В свои одиннадцать лет Карл-Пётр выглядел сущим ребёнком лет этак шести-семи, хотя визуальная детскость лица компенсировалась, и компенсировалась с избытком, вполне взрослой лексикой, взбалмошностью и взрослой же нервозностью поведения. Грубый Брюммер с самых первых дней требовал от мальчика серьёзности, взвешенности слов, солидности манер, то есть всего того, чего не было даже в заводе. И Пётр, не чуждый актёрского дара, понемногу научился изображать требуемую солидность и рассудительность, не сделавшись, однако, ни на йоту более рассудительным. Сочетание же внешности и манер было ужасающим: мальчик походил на аккуратную приодетую обезьянку и воспринимался окружающими как своего рода казус — живой, смышлёный, говорящий, но казус. От постоянных стычек с Брюммером, учителем не только грубым, но и физически сильным, то есть могущим материализовать грубость своей души сообразно прихоти момента, мальчик сделался излишне болезненно возбудим, и уж сами собой пришли затем мигрени, ночные кошмары, спонтанная рвота. Понервничав, Пётр обыкновенно испытывал сильные спазмы, чем Оттон Брюммер охотно и не без удовольствия пользовался, чтобы ещё более унизить воспитанника. В одну из таких конфликтных минут, отмучившись и напрочь испачкав стенку, Пётр тыльной стороной ладони отёр губы и сказал Брюммеру: «Вырасту, прикажу тебе глаза выколоть». — «В таком случае не надейся вырасти», — хладнокровно парировал воспитатель.
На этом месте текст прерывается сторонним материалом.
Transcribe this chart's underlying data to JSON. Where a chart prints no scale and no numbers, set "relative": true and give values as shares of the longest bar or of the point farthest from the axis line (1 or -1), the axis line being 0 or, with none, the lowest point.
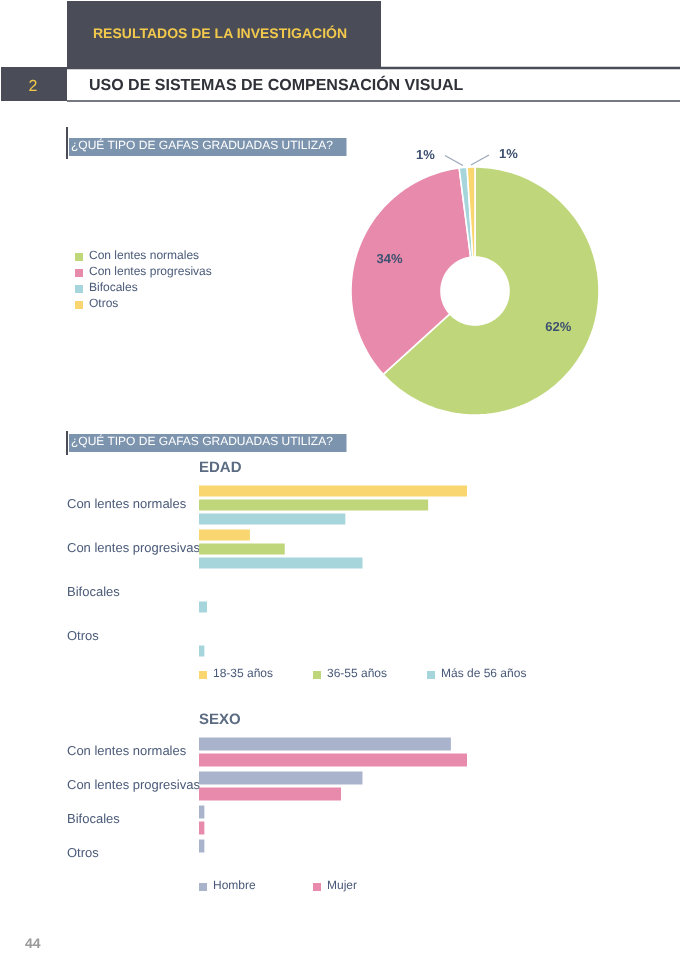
{
  "chart_data": [
    {
      "type": "donut",
      "title": "¿QUÉ TIPO DE GAFAS GRADUADAS UTILIZA?",
      "annotations": [
        "RESULTADOS DE LA INVESTIGACIÓN",
        "2",
        "USO DE SISTEMAS DE COMPENSACIÓN VISUAL"
      ],
      "categories": [
        "Con lentes normales",
        "Con lentes progresivas",
        "Bifocales",
        "Otros"
      ],
      "values": [
        62,
        34,
        1,
        1
      ],
      "value_labels": [
        "62%",
        "34%",
        "1%",
        "1%"
      ],
      "colors": [
        "#bfd67a",
        "#e88aab",
        "#a6d5dc",
        "#f9d66f"
      ],
      "legend": "left"
    },
    {
      "type": "bar",
      "orientation": "horizontal",
      "relative": true,
      "title": "¿QUÉ TIPO DE GAFAS GRADUADAS UTILIZA?",
      "subtitle": "EDAD",
      "categories": [
        "Con lentes normales",
        "Con lentes progresivas",
        "Bifocales",
        "Otros"
      ],
      "series": [
        {
          "name": "18-35 años",
          "color": "#f9d66f",
          "values": [
            1,
            0.19,
            0,
            0
          ]
        },
        {
          "name": "36-55 años",
          "color": "#bfd67a",
          "values": [
            0.855,
            0.32,
            0,
            0
          ]
        },
        {
          "name": "Más de 56 años",
          "color": "#a6d5dc",
          "values": [
            0.546,
            0.61,
            0.03,
            0.02
          ]
        }
      ],
      "legend": "bottom"
    },
    {
      "type": "bar",
      "orientation": "horizontal",
      "relative": true,
      "title": "SEXO",
      "annotations": [
        "44"
      ],
      "categories": [
        "Con lentes normales",
        "Con lentes progresivas",
        "Bifocales",
        "Otros"
      ],
      "series": [
        {
          "name": "Hombre",
          "color": "#a9b4cc",
          "values": [
            0.94,
            0.61,
            0.02,
            0.02
          ]
        },
        {
          "name": "Mujer",
          "color": "#e88aab",
          "values": [
            1,
            0.53,
            0.02,
            0
          ]
        }
      ],
      "legend": "bottom"
    }
  ]
}
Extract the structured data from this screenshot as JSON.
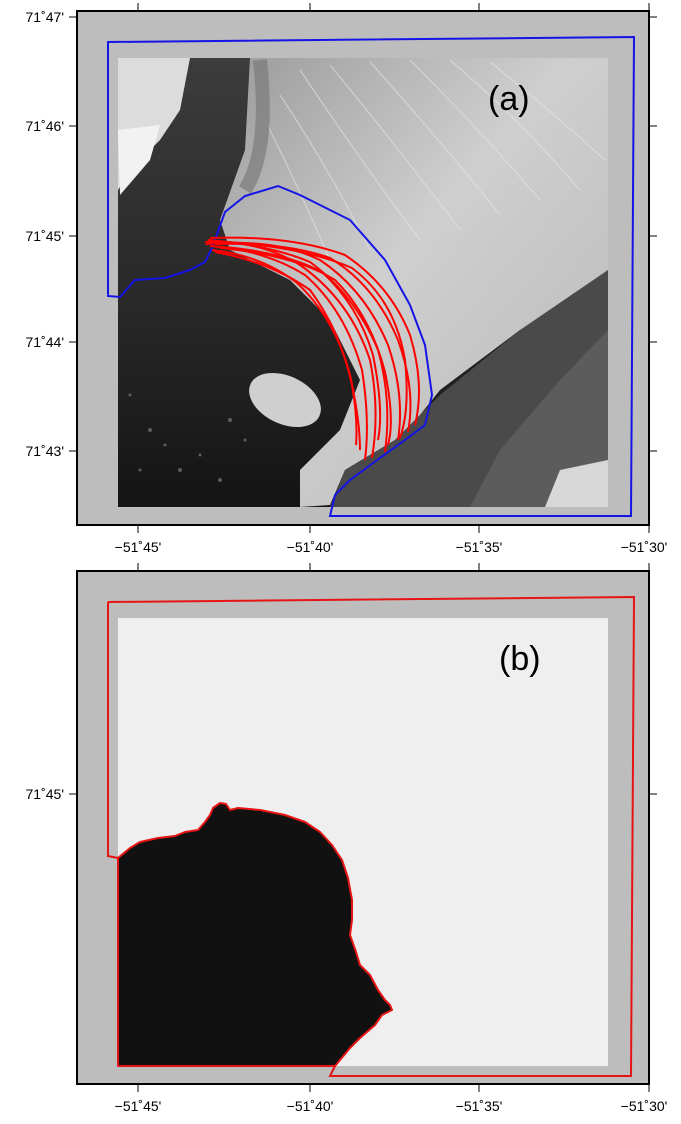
{
  "figure": {
    "panels": [
      {
        "id": "a",
        "label": "(a)",
        "lat_ticks": [
          "71˚47'",
          "71˚46'",
          "71˚45'",
          "71˚44'",
          "71˚43'"
        ],
        "lon_ticks": [
          "−51˚45'",
          "−51˚40'",
          "−51˚35'",
          "−51˚30'"
        ],
        "boundary_color": "#1414e6",
        "track_color": "#ff0000",
        "content": "satellite image of glacier terminus with ice-front tracks"
      },
      {
        "id": "b",
        "label": "(b)",
        "lat_ticks": [
          "71˚45'"
        ],
        "lon_ticks": [
          "−51˚45'",
          "−51˚40'",
          "−51˚35'",
          "−51˚30'"
        ],
        "boundary_color": "#e61414",
        "mask_colors": {
          "land": "#111111",
          "ice": "#efefef",
          "padding": "#bdbdbd"
        }
      }
    ]
  }
}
Усугублять конфликт Брюммер не считал целесообразным, поскольку воспитанник был ему необходим как своего рода плот, с помощью которого гофмаршал рассчитывал пробраться ни больше ни меньше — к шведскому двору. Теоретически можно было бы помечтать и о русском дворе, но несбыточные мечты Брюммер намеренно подавлял, чтобы впоследствии не расстраиваться понапрасну. Да и потом, что это такое — русский двор? Что — Россия? Может, никакой России и в природе нет; может, это францисканские монахи напридумывали...

На всякий случай, хотя и не без задней мысли, Брюммер обучал мальчика шведскому языку: поначалу давал уроки сам, но впоследствии нашёл для этого подходящего учителя — из онемеченных шведов. Занятия шведским языком почитались священными: если при необходимости можно было прервать урок французского, географии или истории, если в крайнем случае считалось допустимым сократить танцевальный класс, перенести на другой день занятие латынью, оставить на листе неоконченную пропись, — то шведский, о, шведский почитался превыше всего прочего. И потому когда Оттон Брюммер вошёл к Петру во время урока шведского и сказал о том, что, мол, Ангальт-Цербстская принцесса Иоганна-Елизавета... — мальчик понятливо кивнул и продолжил за воспитателя:

   — Умерла, понимаю.

   — Не совсем, — вынужден был признать Брюммер. — Она приехала в гости и желала бы тебя видеть.